Ailemize yeni katılanlar!

Eveet,
Şimdi gelelim bahçede neler olduğuna.
Baharla birlikte her şey fazla hızlandı. Öyle ki bizim hayatlarımız da hızlandı sanırım.
Pek yetişemedik...
Ama bu süreçte yapamadığımız yetişemediğimiz şeyler kadar yaptığımız başlangıçlarda pek güzel oldu. İşte uzun zaman beklediğimiz, planlar yaptığımız tavuklarımız...
Daha isim koymadık ama yakında o da olur. Arkadaki apartmanın el değmemiş bahçesine girip ot topluyorum sabahları. Geldiklerinden beri hızla geliştiler.. Tavuklarımızı beş yıldır tavuk besleyip Sussex cinsi İngiliz tavuk satan ufak çaplı bir besiciden aldık. Sussex, yumurtacı bir cins olarak biliniyor. Bize söylendiğine göre bir ay sonra felan yumurta vermeye başlayacaklar. Tabii ikisi de tavuk çıkarsa komşu %90 tavuk ama nolur nolmaz dedi, eğer öyle olursa bir de horoz alacağız yanlarına..
Yaptığımız kümeste kullandığımız tele tavukların takılabileceklerini söyledi aldığımız kişi bizde yan tarafını yeşil demir çitle sardık üstteyse renkli ve az boşluklu kalın çıkma bir ağ kullandık. kullanmaya devam ettik. Böylece zero budget olmaktan çıktık ama tavuklarımız takılmaktan kurtuldu.(önceki hali için)
Mutfakta tıkırtımızı duyunca hemen ses çıkartmaya başlıyorlar. Kendi kendilerine yuvalarına girip çıkıyorlar. Eğer biri böcek yakalarsa bahçeden büyük bir koşuşturma yaşanıyor.
Bahçenin en güzel tarafı gözlem yapmak bu günlerde. Ektiğimiz tohumlardan ses seda yok hala, sanıyoruz ki havaların bir iyi bir kötü gitmesi tohumları kötü etkiledi ya da tohumlar için ( en azından bizim ektiklerimiz için) uygun zaman daha gelmedi. Onlar gelmedi ama farklı tohumlar çıkmaya başladı. Mesela geçenlerde ön bahçenin kenarında şöyle bir şey görüldü. Çam olduğu konusunda tahminler var ama tabi ki bilemiyoruz.

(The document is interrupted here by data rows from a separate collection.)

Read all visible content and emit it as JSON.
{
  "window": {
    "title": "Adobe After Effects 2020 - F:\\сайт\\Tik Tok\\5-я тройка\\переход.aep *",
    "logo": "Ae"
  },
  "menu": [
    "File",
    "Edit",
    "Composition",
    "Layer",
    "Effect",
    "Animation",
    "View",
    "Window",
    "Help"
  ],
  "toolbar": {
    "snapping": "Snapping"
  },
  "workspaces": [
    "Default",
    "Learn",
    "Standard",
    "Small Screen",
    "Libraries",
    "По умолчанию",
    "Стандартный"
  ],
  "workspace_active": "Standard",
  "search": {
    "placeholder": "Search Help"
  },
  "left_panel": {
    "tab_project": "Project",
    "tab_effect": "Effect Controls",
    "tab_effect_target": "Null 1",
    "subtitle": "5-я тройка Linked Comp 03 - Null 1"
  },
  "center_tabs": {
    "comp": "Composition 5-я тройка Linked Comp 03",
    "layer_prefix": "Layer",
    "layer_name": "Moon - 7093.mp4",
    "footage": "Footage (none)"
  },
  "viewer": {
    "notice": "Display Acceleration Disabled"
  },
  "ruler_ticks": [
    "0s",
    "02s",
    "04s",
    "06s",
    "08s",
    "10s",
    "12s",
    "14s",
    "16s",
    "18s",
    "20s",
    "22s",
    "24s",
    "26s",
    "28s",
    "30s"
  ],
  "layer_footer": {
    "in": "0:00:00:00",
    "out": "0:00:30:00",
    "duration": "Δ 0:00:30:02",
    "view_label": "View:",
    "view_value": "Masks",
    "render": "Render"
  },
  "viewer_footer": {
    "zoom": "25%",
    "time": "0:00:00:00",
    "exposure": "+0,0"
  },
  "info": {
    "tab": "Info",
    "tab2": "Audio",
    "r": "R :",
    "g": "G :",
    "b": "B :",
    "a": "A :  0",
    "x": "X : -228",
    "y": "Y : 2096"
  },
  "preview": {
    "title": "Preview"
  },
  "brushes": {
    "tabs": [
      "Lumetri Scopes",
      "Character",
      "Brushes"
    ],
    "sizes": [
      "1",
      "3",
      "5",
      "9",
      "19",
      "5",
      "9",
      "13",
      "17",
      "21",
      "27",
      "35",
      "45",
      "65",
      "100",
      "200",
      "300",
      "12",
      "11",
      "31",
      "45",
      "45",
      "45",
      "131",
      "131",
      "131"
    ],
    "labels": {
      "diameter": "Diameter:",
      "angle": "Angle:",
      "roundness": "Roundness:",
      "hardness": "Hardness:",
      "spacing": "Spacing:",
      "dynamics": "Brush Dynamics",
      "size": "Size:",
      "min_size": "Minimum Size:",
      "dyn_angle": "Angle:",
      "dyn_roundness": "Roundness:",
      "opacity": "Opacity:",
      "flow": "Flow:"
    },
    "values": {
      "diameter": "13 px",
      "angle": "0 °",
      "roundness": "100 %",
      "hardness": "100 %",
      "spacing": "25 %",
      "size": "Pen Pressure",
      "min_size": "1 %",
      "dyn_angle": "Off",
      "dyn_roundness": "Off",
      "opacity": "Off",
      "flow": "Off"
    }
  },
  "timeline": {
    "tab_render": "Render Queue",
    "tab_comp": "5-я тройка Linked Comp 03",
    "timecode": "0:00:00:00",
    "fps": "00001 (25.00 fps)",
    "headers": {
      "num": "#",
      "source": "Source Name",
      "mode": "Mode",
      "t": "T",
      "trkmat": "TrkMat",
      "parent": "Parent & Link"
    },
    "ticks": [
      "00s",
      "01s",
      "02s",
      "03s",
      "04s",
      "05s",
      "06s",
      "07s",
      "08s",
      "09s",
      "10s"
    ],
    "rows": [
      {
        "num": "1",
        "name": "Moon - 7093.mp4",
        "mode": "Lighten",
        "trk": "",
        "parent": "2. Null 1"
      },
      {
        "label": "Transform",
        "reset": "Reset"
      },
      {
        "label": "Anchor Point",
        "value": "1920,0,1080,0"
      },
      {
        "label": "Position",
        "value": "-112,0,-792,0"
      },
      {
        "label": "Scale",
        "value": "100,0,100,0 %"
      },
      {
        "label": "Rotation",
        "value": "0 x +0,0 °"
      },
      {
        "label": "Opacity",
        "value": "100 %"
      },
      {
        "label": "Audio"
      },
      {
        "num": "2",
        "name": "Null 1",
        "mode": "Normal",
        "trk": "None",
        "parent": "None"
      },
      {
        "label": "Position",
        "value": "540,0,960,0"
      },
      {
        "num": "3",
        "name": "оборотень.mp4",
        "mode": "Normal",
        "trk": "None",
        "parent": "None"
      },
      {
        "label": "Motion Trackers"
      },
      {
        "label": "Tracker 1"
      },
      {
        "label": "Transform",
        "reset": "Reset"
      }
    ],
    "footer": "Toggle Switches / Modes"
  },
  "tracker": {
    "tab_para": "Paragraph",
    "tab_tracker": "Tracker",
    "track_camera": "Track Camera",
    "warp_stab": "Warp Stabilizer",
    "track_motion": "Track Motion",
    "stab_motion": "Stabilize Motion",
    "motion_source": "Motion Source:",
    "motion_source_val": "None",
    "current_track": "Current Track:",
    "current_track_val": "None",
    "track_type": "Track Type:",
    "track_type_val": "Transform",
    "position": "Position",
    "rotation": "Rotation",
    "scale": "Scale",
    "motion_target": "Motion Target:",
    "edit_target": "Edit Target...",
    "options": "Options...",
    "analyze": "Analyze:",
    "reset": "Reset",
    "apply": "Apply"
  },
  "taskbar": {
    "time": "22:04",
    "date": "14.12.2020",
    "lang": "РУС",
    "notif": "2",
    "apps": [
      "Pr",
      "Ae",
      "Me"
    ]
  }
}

Genellikle yeni şeyler çıkarken, zaman içinde öğrenmiş olduğumuz bazı bitkiler de vakitlerini tamamlayıp, tohum verdiler ve kurumaya başladılar.. Geçenlerdeyse toprağa olan faydaklarını yeni keşfettiğim ve adada kendiliğinden çıkan ve çoğalan karakafes otunu getirdik bahçeye. Daha belli olmaz ama sanıyorum ki tuttu. Ayva ağacının yanına ektim. Umarım ikisi birlikte mutlu mesut yaşarlar. Bu arada kompost tabiki hızla çürümeye devam ediyor.. Ancak daha hasat edebileceğimiz konuma gelmedi.. 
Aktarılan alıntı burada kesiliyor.